The answer depends on pace and positioning. Romantic Warrior’s record is the standard Masquerade Ball has to break through. He won the QEII Cup in 2022, 2023 and 2024, skipped the 2025 running, and comes back chasing a record-extending fourth victory. Hugh Bowman said after an April 14 barrier trial that the horse was sound, relaxed and fit, and the gelding clocked 1:36.13 over 1600m when finishing second behind Numbers. Add James McDonald as the intended rider, 13 Group 1 wins and HK$254.66 million in world-record earnings, and Romantic Warrior remains the horse everyone else is measured against.
History gives the Japanese challenger some encouragement.
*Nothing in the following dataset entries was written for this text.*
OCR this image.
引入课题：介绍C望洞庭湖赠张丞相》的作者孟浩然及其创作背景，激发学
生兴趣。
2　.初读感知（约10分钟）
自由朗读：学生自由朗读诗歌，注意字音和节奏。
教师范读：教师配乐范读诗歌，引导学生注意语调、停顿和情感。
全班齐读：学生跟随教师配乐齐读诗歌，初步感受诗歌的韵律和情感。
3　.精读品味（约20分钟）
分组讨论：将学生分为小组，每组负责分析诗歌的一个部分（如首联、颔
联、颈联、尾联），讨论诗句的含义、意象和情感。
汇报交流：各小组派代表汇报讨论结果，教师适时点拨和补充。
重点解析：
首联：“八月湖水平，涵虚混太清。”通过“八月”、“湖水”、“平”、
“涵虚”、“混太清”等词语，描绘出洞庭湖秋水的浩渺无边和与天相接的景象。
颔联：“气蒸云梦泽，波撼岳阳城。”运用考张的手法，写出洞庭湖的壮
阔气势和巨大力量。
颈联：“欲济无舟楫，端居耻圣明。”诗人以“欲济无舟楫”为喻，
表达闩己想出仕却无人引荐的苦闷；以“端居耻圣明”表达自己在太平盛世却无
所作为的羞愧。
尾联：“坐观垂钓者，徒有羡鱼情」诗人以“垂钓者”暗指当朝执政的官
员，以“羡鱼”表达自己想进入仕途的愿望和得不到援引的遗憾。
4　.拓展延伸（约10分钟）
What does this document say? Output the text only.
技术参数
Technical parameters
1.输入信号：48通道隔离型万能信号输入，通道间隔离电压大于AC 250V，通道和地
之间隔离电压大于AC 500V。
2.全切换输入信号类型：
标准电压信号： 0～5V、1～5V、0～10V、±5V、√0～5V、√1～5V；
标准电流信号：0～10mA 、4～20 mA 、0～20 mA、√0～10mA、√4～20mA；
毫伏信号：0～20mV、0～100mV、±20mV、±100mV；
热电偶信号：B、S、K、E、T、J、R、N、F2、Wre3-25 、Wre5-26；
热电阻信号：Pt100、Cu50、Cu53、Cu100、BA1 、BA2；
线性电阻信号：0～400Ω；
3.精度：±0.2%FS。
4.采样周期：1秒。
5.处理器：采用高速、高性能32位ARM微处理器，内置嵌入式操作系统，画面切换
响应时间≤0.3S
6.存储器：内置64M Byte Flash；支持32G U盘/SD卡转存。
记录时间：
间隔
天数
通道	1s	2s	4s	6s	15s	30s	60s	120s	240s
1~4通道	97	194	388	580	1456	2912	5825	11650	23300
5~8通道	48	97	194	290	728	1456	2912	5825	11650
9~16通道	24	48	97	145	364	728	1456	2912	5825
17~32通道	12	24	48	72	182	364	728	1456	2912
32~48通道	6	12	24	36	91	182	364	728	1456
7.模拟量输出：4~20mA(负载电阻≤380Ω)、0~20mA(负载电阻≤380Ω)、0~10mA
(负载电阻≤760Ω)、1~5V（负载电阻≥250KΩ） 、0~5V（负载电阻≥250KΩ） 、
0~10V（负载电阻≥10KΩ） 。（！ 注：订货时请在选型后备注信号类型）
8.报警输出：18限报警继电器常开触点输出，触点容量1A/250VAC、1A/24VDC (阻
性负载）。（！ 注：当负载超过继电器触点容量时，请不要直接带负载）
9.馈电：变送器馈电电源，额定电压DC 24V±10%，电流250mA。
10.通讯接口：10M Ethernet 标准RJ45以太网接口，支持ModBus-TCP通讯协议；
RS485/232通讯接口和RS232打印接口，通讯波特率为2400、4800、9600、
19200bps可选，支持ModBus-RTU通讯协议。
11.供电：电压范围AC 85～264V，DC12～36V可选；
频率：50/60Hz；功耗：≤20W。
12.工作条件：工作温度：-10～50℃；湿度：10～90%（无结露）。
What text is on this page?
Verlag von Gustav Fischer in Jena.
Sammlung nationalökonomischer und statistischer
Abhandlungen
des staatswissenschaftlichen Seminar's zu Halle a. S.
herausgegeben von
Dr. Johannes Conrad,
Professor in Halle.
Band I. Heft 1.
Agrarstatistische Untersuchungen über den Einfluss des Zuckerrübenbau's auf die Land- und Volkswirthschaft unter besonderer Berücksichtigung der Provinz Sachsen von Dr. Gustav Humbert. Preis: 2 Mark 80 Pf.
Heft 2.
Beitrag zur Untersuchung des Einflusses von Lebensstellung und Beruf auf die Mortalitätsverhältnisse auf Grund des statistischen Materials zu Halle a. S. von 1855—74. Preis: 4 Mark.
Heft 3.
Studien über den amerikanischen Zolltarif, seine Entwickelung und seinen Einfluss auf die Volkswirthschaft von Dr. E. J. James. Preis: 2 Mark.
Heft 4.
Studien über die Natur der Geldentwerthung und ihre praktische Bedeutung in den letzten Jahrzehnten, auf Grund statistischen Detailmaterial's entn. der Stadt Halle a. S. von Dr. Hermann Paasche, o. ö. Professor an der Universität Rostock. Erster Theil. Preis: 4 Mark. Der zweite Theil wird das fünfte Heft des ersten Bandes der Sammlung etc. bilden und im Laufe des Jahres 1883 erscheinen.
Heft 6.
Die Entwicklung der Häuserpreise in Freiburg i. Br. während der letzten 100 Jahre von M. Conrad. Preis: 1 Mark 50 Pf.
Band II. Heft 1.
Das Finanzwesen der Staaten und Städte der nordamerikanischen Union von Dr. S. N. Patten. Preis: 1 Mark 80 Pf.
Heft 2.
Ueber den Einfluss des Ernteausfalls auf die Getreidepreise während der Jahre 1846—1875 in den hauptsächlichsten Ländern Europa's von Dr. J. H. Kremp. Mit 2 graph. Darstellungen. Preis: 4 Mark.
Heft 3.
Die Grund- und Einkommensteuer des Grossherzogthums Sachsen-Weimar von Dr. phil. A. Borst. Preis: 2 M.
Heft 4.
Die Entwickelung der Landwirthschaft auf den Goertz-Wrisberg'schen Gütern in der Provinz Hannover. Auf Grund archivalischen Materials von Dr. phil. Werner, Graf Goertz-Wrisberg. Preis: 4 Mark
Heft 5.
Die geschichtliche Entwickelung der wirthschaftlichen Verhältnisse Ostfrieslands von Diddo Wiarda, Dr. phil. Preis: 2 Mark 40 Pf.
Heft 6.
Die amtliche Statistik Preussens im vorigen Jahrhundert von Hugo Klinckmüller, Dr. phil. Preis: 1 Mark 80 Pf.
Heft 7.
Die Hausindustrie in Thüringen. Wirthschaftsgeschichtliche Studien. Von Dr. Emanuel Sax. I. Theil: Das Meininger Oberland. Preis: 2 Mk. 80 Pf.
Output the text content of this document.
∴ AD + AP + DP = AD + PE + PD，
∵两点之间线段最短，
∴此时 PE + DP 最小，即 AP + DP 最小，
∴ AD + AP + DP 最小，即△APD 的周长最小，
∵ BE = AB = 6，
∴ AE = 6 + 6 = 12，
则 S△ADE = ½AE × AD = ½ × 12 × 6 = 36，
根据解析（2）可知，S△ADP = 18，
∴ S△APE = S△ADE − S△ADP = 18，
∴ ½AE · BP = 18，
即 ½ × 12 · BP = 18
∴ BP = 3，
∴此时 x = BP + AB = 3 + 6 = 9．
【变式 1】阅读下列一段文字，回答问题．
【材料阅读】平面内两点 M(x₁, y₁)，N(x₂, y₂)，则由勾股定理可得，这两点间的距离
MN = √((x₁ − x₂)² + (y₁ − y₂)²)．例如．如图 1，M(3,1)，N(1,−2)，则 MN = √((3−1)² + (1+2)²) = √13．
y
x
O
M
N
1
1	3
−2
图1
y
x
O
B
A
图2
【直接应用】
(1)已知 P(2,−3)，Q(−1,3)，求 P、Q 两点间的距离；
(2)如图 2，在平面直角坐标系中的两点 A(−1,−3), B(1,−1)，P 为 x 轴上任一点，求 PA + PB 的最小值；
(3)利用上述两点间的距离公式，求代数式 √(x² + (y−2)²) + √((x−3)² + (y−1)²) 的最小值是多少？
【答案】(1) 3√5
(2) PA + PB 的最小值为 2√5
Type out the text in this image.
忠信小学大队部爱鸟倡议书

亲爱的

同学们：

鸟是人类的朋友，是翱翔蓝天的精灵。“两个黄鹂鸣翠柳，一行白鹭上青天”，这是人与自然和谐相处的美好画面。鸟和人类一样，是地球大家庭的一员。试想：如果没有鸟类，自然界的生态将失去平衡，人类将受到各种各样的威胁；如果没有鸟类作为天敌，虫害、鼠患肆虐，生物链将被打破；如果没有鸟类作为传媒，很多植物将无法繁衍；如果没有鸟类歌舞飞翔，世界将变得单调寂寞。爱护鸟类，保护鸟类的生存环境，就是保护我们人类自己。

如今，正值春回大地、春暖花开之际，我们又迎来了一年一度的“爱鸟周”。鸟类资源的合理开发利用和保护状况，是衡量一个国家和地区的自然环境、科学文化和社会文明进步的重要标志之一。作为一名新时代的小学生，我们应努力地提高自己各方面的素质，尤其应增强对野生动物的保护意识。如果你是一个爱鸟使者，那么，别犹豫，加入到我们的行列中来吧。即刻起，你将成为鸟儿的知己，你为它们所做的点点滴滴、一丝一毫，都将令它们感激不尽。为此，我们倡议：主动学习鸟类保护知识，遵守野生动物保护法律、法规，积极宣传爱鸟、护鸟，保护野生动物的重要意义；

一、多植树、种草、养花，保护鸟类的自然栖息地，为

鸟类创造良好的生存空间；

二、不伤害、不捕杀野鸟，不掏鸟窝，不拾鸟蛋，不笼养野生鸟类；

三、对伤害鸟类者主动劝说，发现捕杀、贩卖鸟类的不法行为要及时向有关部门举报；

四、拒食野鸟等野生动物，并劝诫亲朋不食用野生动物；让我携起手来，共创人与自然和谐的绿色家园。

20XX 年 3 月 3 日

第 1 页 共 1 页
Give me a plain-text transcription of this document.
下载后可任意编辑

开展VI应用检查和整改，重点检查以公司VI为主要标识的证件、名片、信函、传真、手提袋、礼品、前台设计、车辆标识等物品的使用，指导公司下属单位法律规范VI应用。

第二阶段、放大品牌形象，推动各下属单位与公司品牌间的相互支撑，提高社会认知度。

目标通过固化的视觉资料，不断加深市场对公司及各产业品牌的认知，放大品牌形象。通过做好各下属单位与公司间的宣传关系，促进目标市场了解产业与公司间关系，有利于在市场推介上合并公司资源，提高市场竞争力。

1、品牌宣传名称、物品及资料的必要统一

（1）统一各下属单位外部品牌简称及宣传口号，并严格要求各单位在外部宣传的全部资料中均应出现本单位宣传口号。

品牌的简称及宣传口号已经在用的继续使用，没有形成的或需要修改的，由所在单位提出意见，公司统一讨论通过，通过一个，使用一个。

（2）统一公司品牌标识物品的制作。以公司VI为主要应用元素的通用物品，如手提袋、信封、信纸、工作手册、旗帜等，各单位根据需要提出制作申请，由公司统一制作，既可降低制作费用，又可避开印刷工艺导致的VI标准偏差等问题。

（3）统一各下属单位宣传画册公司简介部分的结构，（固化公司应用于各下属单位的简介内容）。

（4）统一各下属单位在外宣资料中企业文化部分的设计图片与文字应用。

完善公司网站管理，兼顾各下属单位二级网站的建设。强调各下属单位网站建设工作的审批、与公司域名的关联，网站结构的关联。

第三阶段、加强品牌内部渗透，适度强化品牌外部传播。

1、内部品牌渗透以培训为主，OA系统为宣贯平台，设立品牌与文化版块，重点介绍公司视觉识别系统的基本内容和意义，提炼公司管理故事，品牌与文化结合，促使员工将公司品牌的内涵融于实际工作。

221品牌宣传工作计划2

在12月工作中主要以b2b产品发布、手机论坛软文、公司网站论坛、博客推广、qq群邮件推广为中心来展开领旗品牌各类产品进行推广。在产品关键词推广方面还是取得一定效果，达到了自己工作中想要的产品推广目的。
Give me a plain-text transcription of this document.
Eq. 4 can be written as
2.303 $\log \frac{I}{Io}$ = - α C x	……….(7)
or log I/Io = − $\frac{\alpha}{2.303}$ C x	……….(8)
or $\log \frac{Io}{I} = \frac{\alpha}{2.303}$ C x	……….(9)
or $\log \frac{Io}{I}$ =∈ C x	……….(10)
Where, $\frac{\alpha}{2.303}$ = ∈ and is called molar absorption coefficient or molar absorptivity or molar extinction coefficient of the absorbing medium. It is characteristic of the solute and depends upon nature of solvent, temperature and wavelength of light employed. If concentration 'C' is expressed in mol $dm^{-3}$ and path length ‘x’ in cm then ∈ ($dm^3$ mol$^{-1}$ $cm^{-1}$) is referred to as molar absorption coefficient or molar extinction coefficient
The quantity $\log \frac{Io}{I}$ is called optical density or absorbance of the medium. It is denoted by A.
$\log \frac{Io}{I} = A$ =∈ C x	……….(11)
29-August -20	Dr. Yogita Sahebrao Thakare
The QEII Cup began at Happy Valley in 1975 over 1575m, moved to Sha Tin as an international turf race in 1995, and settled at 2000m in 1997. Overseas horses won the first three international-era editions, and Japanese visitor Loves Only You landed it in 2021. The Hong Kong Jockey Club’s own trend line also points toward recent Group 1 form mattering, with horses coming off a top-two finish in a Group 1 at their previous start producing 3 wins, 1 second and 1 third across the last seven QEII Cups. On that measure, Masquerade Ball fits the pattern. He just has to prove he can turn a strong profile into a Sha Tin finish that beats the king of the division.